Infelizmente, ele só aparece para aqueles que vai matar, imediatamente antes de matá-los. Nenhum de nós consegue descobrir para onde ele vai quando termina o serviço, nem quando vai agir de novo. Ele já matou alguns de nós até agora, mas o número só aumenta. Outro dia ele saiu da cidade para matar o xerife. Vai continuar matando os que se opõem a nós até o mundo ficar vazio. A violência se perpetua sozinha, eu acho.

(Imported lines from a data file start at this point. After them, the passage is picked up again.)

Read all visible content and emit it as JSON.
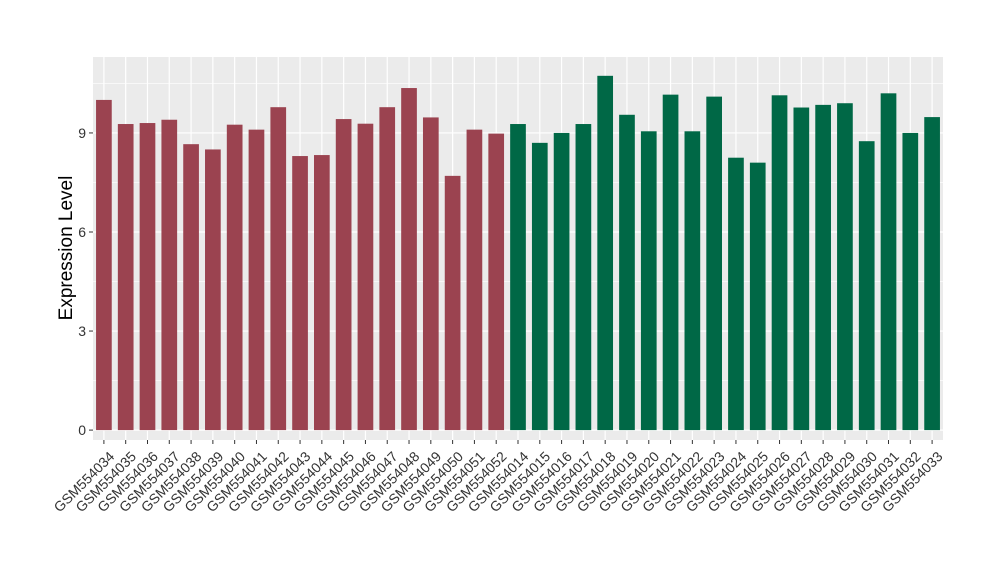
{
  "chart_data": {
    "type": "bar",
    "title": "",
    "xlabel": "",
    "ylabel": "Expression Level",
    "ylim": [
      -0.3,
      11.3
    ],
    "yticks": [
      0,
      3,
      6,
      9
    ],
    "grid": true,
    "legend": "none",
    "colors": {
      "group1": "#9b4350",
      "group2": "#006846",
      "panel": "#ebebeb",
      "grid": "#ffffff"
    },
    "categories": [
      "GSM554034",
      "GSM554035",
      "GSM554036",
      "GSM554037",
      "GSM554038",
      "GSM554039",
      "GSM554040",
      "GSM554041",
      "GSM554042",
      "GSM554043",
      "GSM554044",
      "GSM554045",
      "GSM554046",
      "GSM554047",
      "GSM554048",
      "GSM554049",
      "GSM554050",
      "GSM554051",
      "GSM554052",
      "GSM554014",
      "GSM554015",
      "GSM554016",
      "GSM554017",
      "GSM554018",
      "GSM554019",
      "GSM554020",
      "GSM554021",
      "GSM554022",
      "GSM554023",
      "GSM554024",
      "GSM554025",
      "GSM554026",
      "GSM554027",
      "GSM554028",
      "GSM554029",
      "GSM554030",
      "GSM554031",
      "GSM554032",
      "GSM554033"
    ],
    "values": [
      10.0,
      9.27,
      9.3,
      9.4,
      8.66,
      8.5,
      9.25,
      9.1,
      9.78,
      8.3,
      8.33,
      9.42,
      9.28,
      9.78,
      10.36,
      9.47,
      7.7,
      9.1,
      8.98,
      9.27,
      8.7,
      9.0,
      9.27,
      10.73,
      9.55,
      9.05,
      10.16,
      9.05,
      10.1,
      8.25,
      8.1,
      10.14,
      9.77,
      9.85,
      9.9,
      8.75,
      10.2,
      9.0,
      9.48
    ],
    "groups": [
      1,
      1,
      1,
      1,
      1,
      1,
      1,
      1,
      1,
      1,
      1,
      1,
      1,
      1,
      1,
      1,
      1,
      1,
      1,
      2,
      2,
      2,
      2,
      2,
      2,
      2,
      2,
      2,
      2,
      2,
      2,
      2,
      2,
      2,
      2,
      2,
      2,
      2,
      2
    ]
  }
}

Ele matou Grant na semana passada. Então, agora eu nem sei mais o que podemos fazer a respeito. Ele o ergueu, drenou a vida dele bem diante de nós, na luz ardente da nossa própria cruz. Tentamos invocá-lo, domá-lo. Mas ele não quer ser domado. Se você for alto o bastante para alcançar a testa dele, já pode se considerar sortudo se conseguir passar só um borrão antes que ele quebre seu antebraço em dois, talvez três pedaços. A lama é surpreendentemente firme e inflexível. Ele é forte o suficiente para estourar a cabeça de um homem como se fosse uma melancia. Confie em mim, eu vi isso.
É como a singularidade. A IA que meio que sente quando você está prestes a desativá-la, e luta com todas as forças para não ser desativada. Não sobra milagre nenhum que possa impedir isso.
Deus nos ajude.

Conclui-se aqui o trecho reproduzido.